Le maître généraliste signale la difficulté d’un élève quelle qu’elle soit, à partir du moment où elle entraîne des difficultés d’apprentissage. Il considère que plus le traitement est précoce, et plus l’élève a de chances de s’en sortir. Rappelons que lors de l’analyse des tableaux croisés, nous constatons que le maître généraliste pense que la difficulté d’apprentissage doit être traitée au plus tôt, dès le cycle deux. Au cycle trois cette difficulté devient stigmatisante, l’échec est proche. Le maître E, ne considère, de par sa spécificité, que l’aspect scolaire de la difficulté. Il ne prend pas toujours en charge un enfant, propose plutôt une aide externe à l’école. Cette démarche réveille encore une fois, chez le maître généraliste, le sentiment de solitude et d’abandon. Il propose à l’élève, uniquement des activités dans lesquelles il est performant, et peu d’apprentissages nouveaux sont proposés. Cette démarche déculpabilise l’enseignant qui n’est plus face à son impuissance pédagogique. L’élève obtient des résultats satisfaisants, entretient des connaissances et des savoir-faire, toujours dans les mêmes domaines. Le maître généraliste ne se sent plus « incompétent ».

L’existence d’un « profil type » est stable dans les deux populations. Quelques nuances apparaissent chez le maître E qui prend peu en compte la dimension sociale de l’individu. Le regard porté sur l’élève en difficulté est de deux ordres.

Pour les maîtres généralistes, l’aspect social est pris en compte. Les facteurs extérieurs à l’école sont des indicateurs importants : la CSP des parents et la fratrie permettent au maître généraliste de classer l’élève dans des catégories : il est susceptible de rencontrer ou non des difficultés. Le regard est différent. L’attente par rapport aux familles est également apparent chez le maître généraliste : il est plus exigeant avec une famille à la CSP élevée et demande à une famille « moins aisée » d’avoir confiance en l’école. Il s’intéresse alors d’une autre façon à la difficulté d’un élève issu de ces familles.

Les deux populations observent la dimension sociale de l’enfant comme une « prédisposition » aux difficultés. Ce point est plus nuancé chez le maître E. Pour lui, l’élève n’arrive pas pré-étiqueté à l’école et ne possède pas tous les stigmates de la difficulté d’apprentissage. Cependant, il constate une similitude dans les difficultés et les profils sociaux, il prédéfinit les élèves qui vont avoir besoin de son aide. Ce point peut être cause de tensions incidentes sur l’élève. Le maître E sait, par avance, quels élèves sont signalés, laissant supposer que la difficulté est anticipée ou provoquée très tôt dans l’année. Il porte alors une attention plus particulière sur certains. Dès ce moment, l’élève est étiqueté, il est victime du regard singulier qu’on lui porte. Si le maître généraliste demande une aide et que celle-ci n’est pas apportée, alors l’élève subit les désaccords des membres des deux populations.

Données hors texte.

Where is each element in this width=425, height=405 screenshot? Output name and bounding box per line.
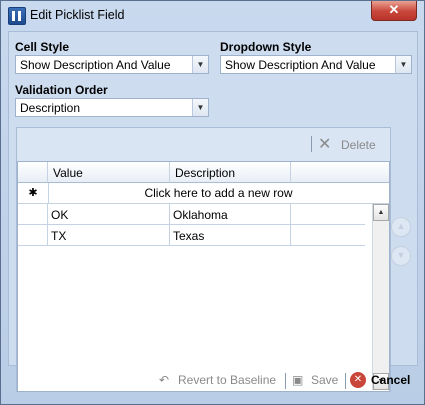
dialog-body: Cell Style Show Description And Value ▼ …: [8, 31, 418, 392]
cell-style-value: Show Description And Value: [20, 58, 171, 72]
chevron-down-icon[interactable]: ▼: [395, 56, 411, 73]
close-button[interactable]: ✕: [371, 1, 417, 21]
cancel-button[interactable]: Cancel: [371, 373, 410, 387]
move-up-icon: ▲: [391, 217, 411, 237]
revert-to-baseline-button[interactable]: Revert to Baseline: [178, 373, 276, 387]
validation-order-dropdown[interactable]: Description ▼: [15, 98, 209, 117]
edit-picklist-dialog: Edit Picklist Field ✕ Cell Style Show De…: [0, 0, 425, 405]
save-icon: ▣: [292, 373, 304, 387]
cell-empty: [291, 225, 365, 245]
toolbar-separator: [311, 136, 312, 152]
new-row-star-icon: ✱: [18, 183, 49, 203]
cell-value[interactable]: OK: [48, 204, 170, 224]
validation-order-label: Validation Order: [15, 83, 108, 97]
grid-toolbar: ✕ Delete: [17, 128, 390, 158]
new-row-prompt[interactable]: Click here to add a new row: [48, 186, 389, 200]
cell-style-label: Cell Style: [15, 40, 70, 54]
window-title: Edit Picklist Field: [30, 8, 125, 22]
delete-icon: ✕: [318, 136, 332, 153]
picklist-grid: Value Description ✱ Click here to add a …: [17, 161, 390, 392]
cancel-icon: ✕: [350, 372, 366, 388]
row-selector[interactable]: [18, 225, 48, 245]
move-down-icon: ▼: [391, 246, 411, 266]
column-header-value[interactable]: Value: [48, 162, 170, 183]
save-button[interactable]: Save: [311, 373, 338, 387]
column-header-description[interactable]: Description: [170, 162, 291, 183]
vertical-scrollbar[interactable]: ▲ ▼: [372, 204, 389, 390]
row-header-corner: [18, 162, 48, 183]
cell-description[interactable]: Oklahoma: [170, 204, 291, 224]
chevron-down-icon[interactable]: ▼: [192, 99, 208, 116]
footer-separator: [345, 373, 346, 389]
dialog-footer: ↶ Revert to Baseline ▣ Save ✕ Cancel: [8, 367, 416, 395]
table-row[interactable]: OK Oklahoma: [18, 204, 365, 225]
title-bar[interactable]: Edit Picklist Field ✕: [1, 1, 424, 31]
cell-description[interactable]: Texas: [170, 225, 291, 245]
cell-value[interactable]: TX: [48, 225, 170, 245]
footer-separator: [285, 373, 286, 389]
new-row[interactable]: ✱ Click here to add a new row: [18, 183, 389, 204]
table-row[interactable]: TX Texas: [18, 225, 365, 246]
cell-style-dropdown[interactable]: Show Description And Value ▼: [15, 55, 209, 74]
dropdown-style-value: Show Description And Value: [225, 58, 376, 72]
cell-empty: [291, 204, 365, 224]
dropdown-style-dropdown[interactable]: Show Description And Value ▼: [220, 55, 412, 74]
dropdown-style-label: Dropdown Style: [220, 40, 312, 54]
chevron-down-icon[interactable]: ▼: [192, 56, 208, 73]
revert-icon: ↶: [159, 373, 170, 387]
close-icon: ✕: [388, 2, 400, 17]
delete-button[interactable]: Delete: [341, 138, 376, 152]
scroll-up-icon[interactable]: ▲: [373, 204, 389, 221]
app-icon: [8, 7, 26, 25]
picklist-panel: ✕ Delete Value Description ✱ Click here …: [16, 127, 391, 392]
row-selector[interactable]: [18, 204, 48, 224]
column-header-empty: [291, 162, 389, 183]
validation-order-value: Description: [20, 101, 81, 115]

Le maître E retient la manifestation de la difficulté comme un symptôme, une réponse comportementale à l’école, alors que le maître généraliste attache davantage d’importance à l’aspect social de la difficulté, classant l’élève dans des catégories.

De l’ensemble des éléments centraux de la représentation sociale des maîtres généralistes, celui concernant le « profil type » comporte le plus d’éléments périphériques. La personnalisation est importante et des points de vue différents apparaissent, sans pour autant mettre en péril la structure interne.

Les entretiens, les questionnaires et les différentes analyses, constatent que le maître E considère l’existence d’un profil type d’élèves susceptibles de rencontrer des difficultés d’apprentissage. Sa spécificité fait qu’il « sélectionne » les élèves qu’il accueille, son action ne s’adresse qu’à une catégorie de personnes, confirmant l’existence d’un profil.